Gazzâlî'nin Munkız'ı tam olarak ne zaman kaleme aldığı belli değildir. Gazzâlî, eserin hemen başlarında bu kitabı yazdığında yaşının elliyi geçtiğini belirtmektedir.
Munkız, Gazzâli tarafından ismini belirtmediği bir "din kardeşi" nin talebi üzerine kaleme aldığını söylemektedir. Bu meçhul isim ondan öncelikle "ilimlerin gaye ve inceliklerini, mezheplerin tahribatını, ayrıntılarda boğulup kalmalarını" açıklamasını, ardından dinî fırkaların çekişmeleri arasından gerçeğe/doğruya nasıl ulaştığını, taklit çukurundan gerçeği/doğruyu görebilme düzeyine nasıl yükseldiğini izah etmesini talep etmektedir.

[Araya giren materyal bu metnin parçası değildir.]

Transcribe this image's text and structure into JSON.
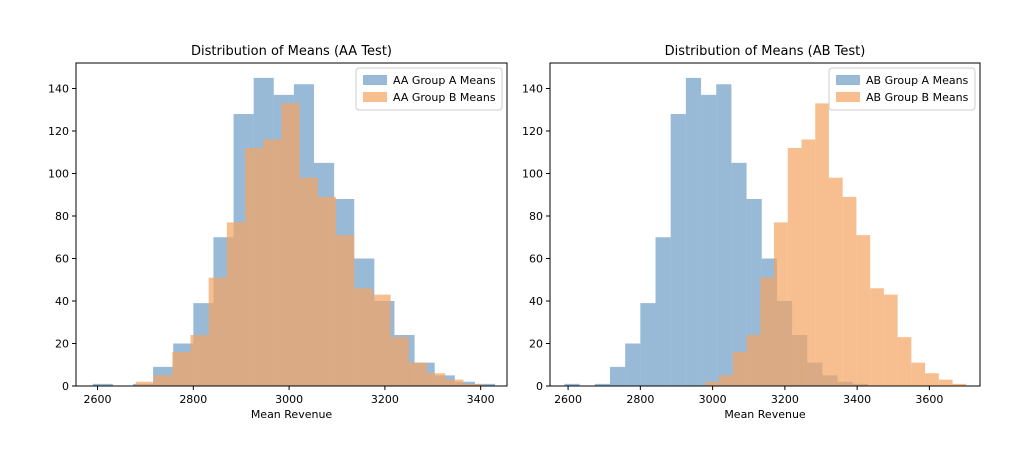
{
  "chart_data": [
    {
      "type": "bar",
      "subtype": "histogram",
      "title": "Distribution of Means (AA Test)",
      "xlabel": "Mean Revenue",
      "ylabel": "",
      "xlim": [
        2555,
        3455
      ],
      "ylim": [
        0,
        152
      ],
      "xticks": [
        2600,
        2800,
        3000,
        3200,
        3400
      ],
      "yticks": [
        0,
        20,
        40,
        60,
        80,
        100,
        120,
        140
      ],
      "legend": "top-right",
      "grid": false,
      "series": [
        {
          "name": "AA Group A Means",
          "color": "#4682b4",
          "alpha": 0.55,
          "bin_edges": [
            2590,
            2632,
            2674,
            2716,
            2758,
            2800,
            2842,
            2884,
            2926,
            2968,
            3010,
            3052,
            3094,
            3136,
            3178,
            3220,
            3262,
            3304,
            3346,
            3388,
            3430
          ],
          "counts": [
            1,
            0,
            1,
            9,
            20,
            39,
            70,
            128,
            145,
            137,
            142,
            105,
            88,
            60,
            40,
            24,
            11,
            5,
            2,
            1
          ]
        },
        {
          "name": "AA Group B Means",
          "color": "#f4a460",
          "alpha": 0.7,
          "bin_edges": [
            2680,
            2718,
            2756,
            2794,
            2832,
            2870,
            2908,
            2946,
            2984,
            3022,
            3060,
            3098,
            3136,
            3174,
            3212,
            3250,
            3288,
            3326,
            3364,
            3402
          ],
          "counts": [
            2,
            5,
            16,
            24,
            51,
            77,
            112,
            116,
            133,
            98,
            89,
            71,
            46,
            43,
            23,
            11,
            6,
            3,
            1
          ]
        }
      ]
    },
    {
      "type": "bar",
      "subtype": "histogram",
      "title": "Distribution of Means (AB Test)",
      "xlabel": "Mean Revenue",
      "ylabel": "",
      "xlim": [
        2550,
        3740
      ],
      "ylim": [
        0,
        152
      ],
      "xticks": [
        2600,
        2800,
        3000,
        3200,
        3400,
        3600
      ],
      "yticks": [
        0,
        20,
        40,
        60,
        80,
        100,
        120,
        140
      ],
      "legend": "top-right",
      "grid": false,
      "series": [
        {
          "name": "AB Group A Means",
          "color": "#4682b4",
          "alpha": 0.55,
          "bin_edges": [
            2590,
            2632,
            2674,
            2716,
            2758,
            2800,
            2842,
            2884,
            2926,
            2968,
            3010,
            3052,
            3094,
            3136,
            3178,
            3220,
            3262,
            3304,
            3346,
            3388,
            3430
          ],
          "counts": [
            1,
            0,
            1,
            9,
            20,
            39,
            70,
            128,
            145,
            137,
            142,
            105,
            88,
            60,
            40,
            24,
            11,
            5,
            2,
            1
          ]
        },
        {
          "name": "AB Group B Means",
          "color": "#f4a460",
          "alpha": 0.7,
          "bin_edges": [
            2980,
            3018,
            3056,
            3094,
            3132,
            3170,
            3208,
            3246,
            3284,
            3322,
            3360,
            3398,
            3436,
            3474,
            3512,
            3550,
            3588,
            3626,
            3664,
            3702
          ],
          "counts": [
            2,
            5,
            16,
            24,
            51,
            77,
            112,
            116,
            133,
            98,
            89,
            71,
            46,
            43,
            23,
            11,
            6,
            3,
            1
          ]
        }
      ]
    }
  ]
}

O, bu arayışta kelâmdan "yararlanmış" (istefedtühu), batınîlerin yöntemlerinden "hoşlanmamış" (icteveytühu), felsefe yapma yöntemlerini "değersiz bulmuş" (izderaytühu), tasavvufu ise "benimsemiştir" (irtedaytühu).

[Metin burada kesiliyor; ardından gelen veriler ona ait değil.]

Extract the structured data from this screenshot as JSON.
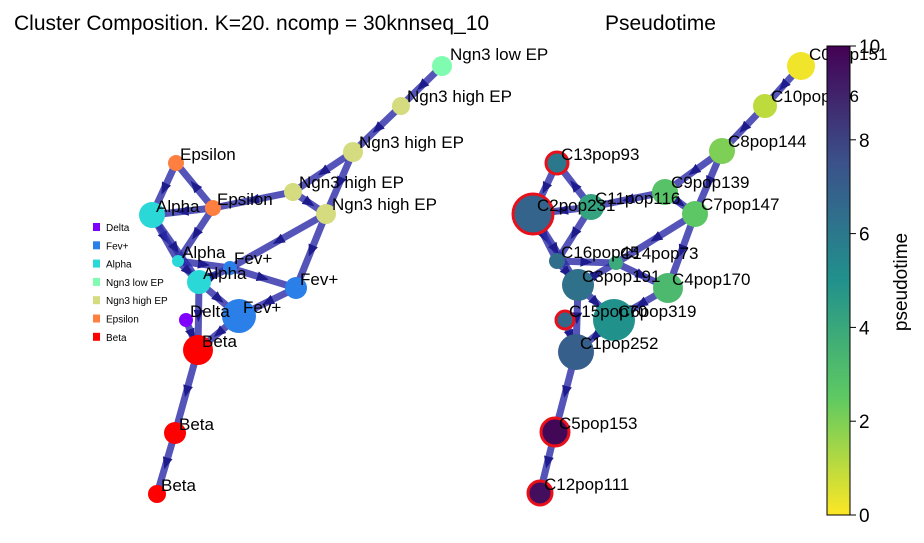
{
  "chart_data": [
    {
      "type": "scatter",
      "title": "Cluster Composition. K=20. ncomp = 30knnseq_10",
      "legend": {
        "placement": "left",
        "entries": [
          {
            "name": "Delta",
            "color": "#7f00ff"
          },
          {
            "name": "Fev+",
            "color": "#2a7fe8"
          },
          {
            "name": "Alpha",
            "color": "#2ad8d8"
          },
          {
            "name": "Ngn3 low EP",
            "color": "#7ffcb0"
          },
          {
            "name": "Ngn3 high EP",
            "color": "#d4dc7f"
          },
          {
            "name": "Epsilon",
            "color": "#ff7f40"
          },
          {
            "name": "Beta",
            "color": "#ff0000"
          }
        ]
      },
      "nodes": [
        {
          "id": "C0",
          "label": "Ngn3 low EP",
          "color": "#7ffcb0"
        },
        {
          "id": "C10",
          "label": "Ngn3 high EP",
          "color": "#d4dc7f"
        },
        {
          "id": "C8",
          "label": "Ngn3 high EP",
          "color": "#d4dc7f"
        },
        {
          "id": "C9",
          "label": "Ngn3 high EP",
          "color": "#d4dc7f"
        },
        {
          "id": "C7",
          "label": "Ngn3 high EP",
          "color": "#d4dc7f"
        },
        {
          "id": "C13",
          "label": "Epsilon",
          "color": "#ff7f40"
        },
        {
          "id": "C11",
          "label": "Epsilon",
          "color": "#ff7f40"
        },
        {
          "id": "C2",
          "label": "Alpha",
          "color": "#2ad8d8"
        },
        {
          "id": "C16",
          "label": "Alpha",
          "color": "#2ad8d8"
        },
        {
          "id": "C14",
          "label": "Fev+",
          "color": "#2a7fe8"
        },
        {
          "id": "C3",
          "label": "Alpha",
          "color": "#2ad8d8"
        },
        {
          "id": "C4",
          "label": "Fev+",
          "color": "#2a7fe8"
        },
        {
          "id": "C6",
          "label": "Fev+",
          "color": "#2a7fe8"
        },
        {
          "id": "C15",
          "label": "Delta",
          "color": "#7f00ff"
        },
        {
          "id": "C1",
          "label": "Beta",
          "color": "#ff0000"
        },
        {
          "id": "C5",
          "label": "Beta",
          "color": "#ff0000"
        },
        {
          "id": "C12",
          "label": "Beta",
          "color": "#ff0000"
        }
      ]
    },
    {
      "type": "scatter",
      "title": "Pseudotime",
      "colorbar": {
        "label": "pseudotime",
        "range": [
          0,
          10
        ],
        "ticks": [
          0,
          2,
          4,
          6,
          8,
          10
        ],
        "colormap": "viridis_r"
      },
      "nodes": [
        {
          "id": "C0",
          "label": "C0pop151",
          "pseudotime": 0.2
        },
        {
          "id": "C10",
          "label": "C10pop126",
          "pseudotime": 1.0
        },
        {
          "id": "C8",
          "label": "C8pop144",
          "pseudotime": 2.0
        },
        {
          "id": "C9",
          "label": "C9pop139",
          "pseudotime": 2.8
        },
        {
          "id": "C7",
          "label": "C7pop147",
          "pseudotime": 2.6
        },
        {
          "id": "C13",
          "label": "C13pop93",
          "pseudotime": 6.0
        },
        {
          "id": "C11",
          "label": "C11pop116",
          "pseudotime": 4.2
        },
        {
          "id": "C2",
          "label": "C2pop231",
          "pseudotime": 6.8
        },
        {
          "id": "C16",
          "label": "C16pop45",
          "pseudotime": 6.4
        },
        {
          "id": "C14",
          "label": "C14pop73",
          "pseudotime": 3.9
        },
        {
          "id": "C3",
          "label": "C3pop191",
          "pseudotime": 6.3
        },
        {
          "id": "C4",
          "label": "C4pop170",
          "pseudotime": 3.2
        },
        {
          "id": "C6",
          "label": "C6pop319",
          "pseudotime": 5.0
        },
        {
          "id": "C15",
          "label": "C15pop70",
          "pseudotime": 6.6
        },
        {
          "id": "C1",
          "label": "C1pop252",
          "pseudotime": 7.0
        },
        {
          "id": "C5",
          "label": "C5pop153",
          "pseudotime": 9.8
        },
        {
          "id": "C12",
          "label": "C12pop111",
          "pseudotime": 9.6
        }
      ],
      "edges": [
        [
          "C0",
          "C10"
        ],
        [
          "C10",
          "C8"
        ],
        [
          "C8",
          "C9"
        ],
        [
          "C8",
          "C7"
        ],
        [
          "C9",
          "C11"
        ],
        [
          "C9",
          "C7"
        ],
        [
          "C7",
          "C14"
        ],
        [
          "C7",
          "C4"
        ],
        [
          "C11",
          "C13"
        ],
        [
          "C11",
          "C2"
        ],
        [
          "C11",
          "C16"
        ],
        [
          "C13",
          "C2"
        ],
        [
          "C2",
          "C16"
        ],
        [
          "C2",
          "C3"
        ],
        [
          "C16",
          "C3"
        ],
        [
          "C16",
          "C14"
        ],
        [
          "C3",
          "C14"
        ],
        [
          "C3",
          "C6"
        ],
        [
          "C3",
          "C1"
        ],
        [
          "C14",
          "C4"
        ],
        [
          "C4",
          "C6"
        ],
        [
          "C15",
          "C1"
        ],
        [
          "C6",
          "C1"
        ],
        [
          "C1",
          "C5"
        ],
        [
          "C5",
          "C12"
        ]
      ]
    }
  ]
}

Gazzâli, kesin bilgiyi "bilinenin hiçbir şüphe taşımayacağı, yanılmaya ve kuruntuya yer bırakmayacak; kalbin bunlara imkân ve ihtimal tanımayacak derecede açık seçik hale gelmesi" şeklinde tanımlamakta.

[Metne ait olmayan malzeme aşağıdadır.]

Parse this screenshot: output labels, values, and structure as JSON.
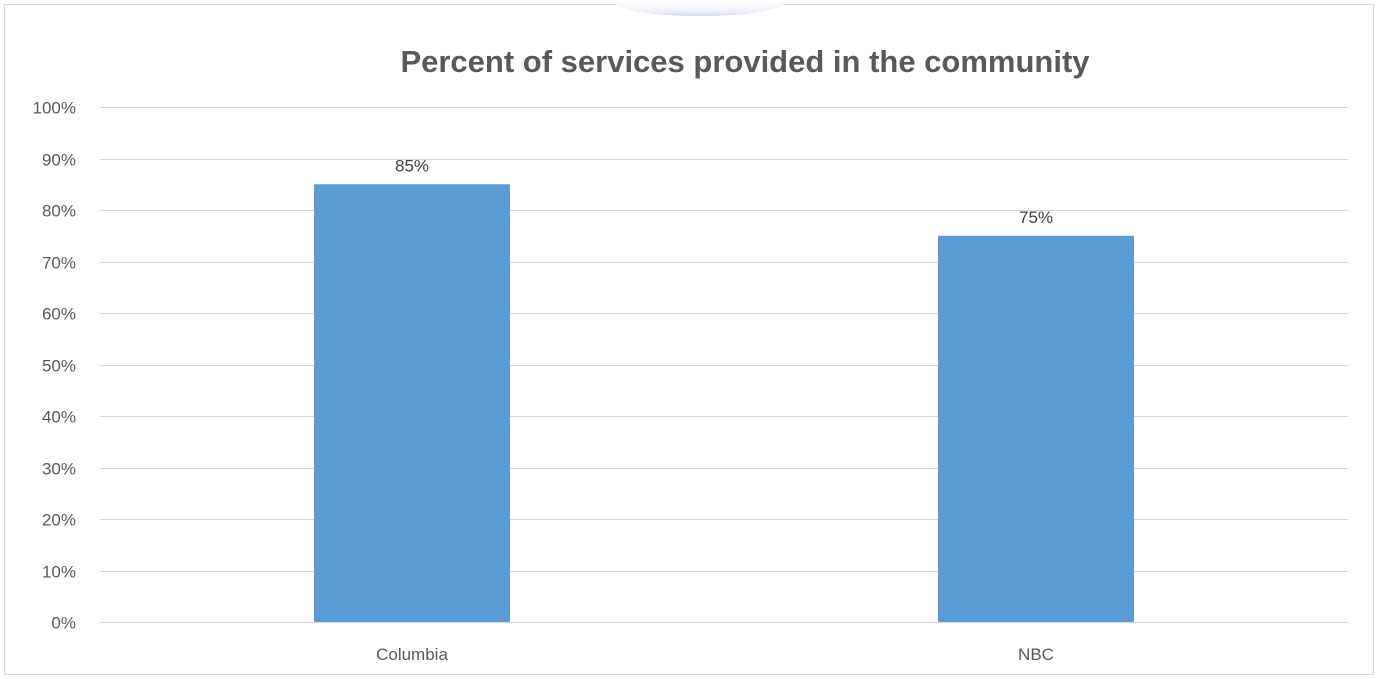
{
  "chart_data": {
    "type": "bar",
    "title": "Percent of services provided in the community",
    "xlabel": "",
    "ylabel": "",
    "categories": [
      "Columbia",
      "NBC"
    ],
    "values": [
      85,
      75
    ],
    "data_labels": [
      "85%",
      "75%"
    ],
    "ylim": [
      0,
      100
    ],
    "y_ticks": [
      0,
      10,
      20,
      30,
      40,
      50,
      60,
      70,
      80,
      90,
      100
    ],
    "y_tick_labels": [
      "0%",
      "10%",
      "20%",
      "30%",
      "40%",
      "50%",
      "60%",
      "70%",
      "80%",
      "90%",
      "100%"
    ],
    "grid": true,
    "legend": "none",
    "colors": {
      "bar": "#5b9bd5",
      "grid": "#d9d9d9",
      "text": "#595959"
    }
  }
}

Kelâmın ortaya çıkışı ve işlevine dair bu bölümde o, kelâm ilminin ve kelâmcıların, inançla ilgili sünnete aykırı olarak dile getirilen düşüncelerle mücadele etmek için ortaya çıktığını belirtmekte ve bid'atçı fırkalar karşısında Ehl-i Sünnet'i merkeze alan bir kelâm tasavvuru resmetmektedir.